From Regional Planning to AAM Strategy: How OKI Is Approaching Readiness
- Aaron Thelenwood

- Dec 17, 2025
- 2 min read
To understand why the Ohio–Kentucky–Indiana Regional Council of Governments (OKI) has become a reference point in recent AAM discussions, it is important to start with what OKI is—and what it is not.

OKI is the federally designated Metropolitan Planning Organization (MPO) for the Cincinnati metropolitan region, which spans parts of Ohio, Kentucky, and Indiana. MPOs are responsible for long-range transportation planning, federal transportation funding coordination, and regional mobility strategy. While aviation is only one component of that mandate, MPOs are uniquely positioned to examine how emerging transportation modes intersect with land use, infrastructure investment, economic development, and public governance.
OKI’s involvement in AAM did not begin with aircraft demonstrations or pilot programs. Instead, it emerged from a planning-based question: how should advanced aviation be considered within a regional transportation system that already crosses state lines every day? This framing is significant because it treats AAM as a future mobility layer—not a standalone aviation experiment.
Over the past several years, OKI has used its convening role to bring together airports, state DOT aviation offices, local governments, emergency management partners, and regional stakeholders from all three states.

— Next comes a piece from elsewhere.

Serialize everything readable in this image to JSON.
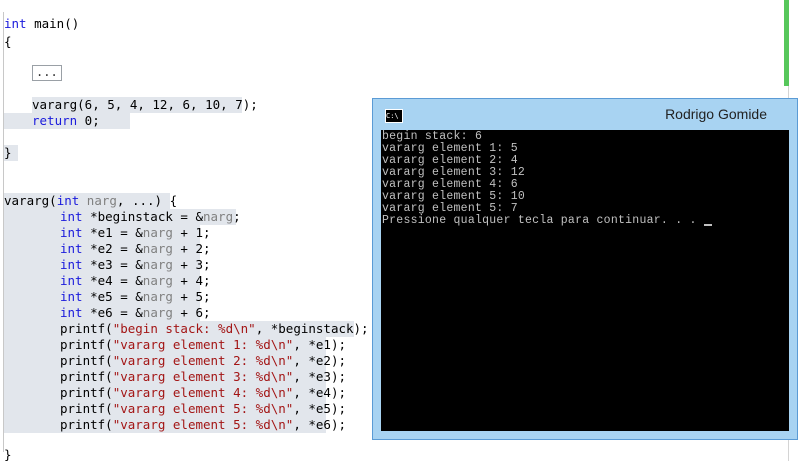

The goal has been to build shared understanding before deployment pressure accelerates.
This work has focused on identifying realistic regional use cases, such as passenger connectivity between activity centers, time-sensitive logistics, and emergency response scenarios where advanced aviation could provide clear public benefit. Rather than assuming every airport would pursue the same role, OKI has emphasized complementary functions across the regional airport network—an approach that mirrors how ground transportation systems are planned.
Equally important, OKI’s approach has centered on governance and sequencing. Questions around who leads, who participates, how decisions are made, and how community concerns are addressed are being discussed early, rather than after technology decisions are locked in. This planning-first posture reduces the risk of fragmented pilots, misaligned investments, and competitive dynamics that can undermine long-term integration.
The relevance for Michigan is clear. The state has strong individual airport initiatives and early industry engagement, but the next phase of readiness will favor regions that can connect those efforts into a coherent narrative—one that aligns planning bodies, state agencies, and airport operators around shared priorities.
Opportunity framing: Michigan’s opportunity is not to replicate OKI’s structure exactly, but to apply the same sequencing—regional alignment first—so future federal programs, funding opportunities, and industry partnerships can move faster and with greater credibility.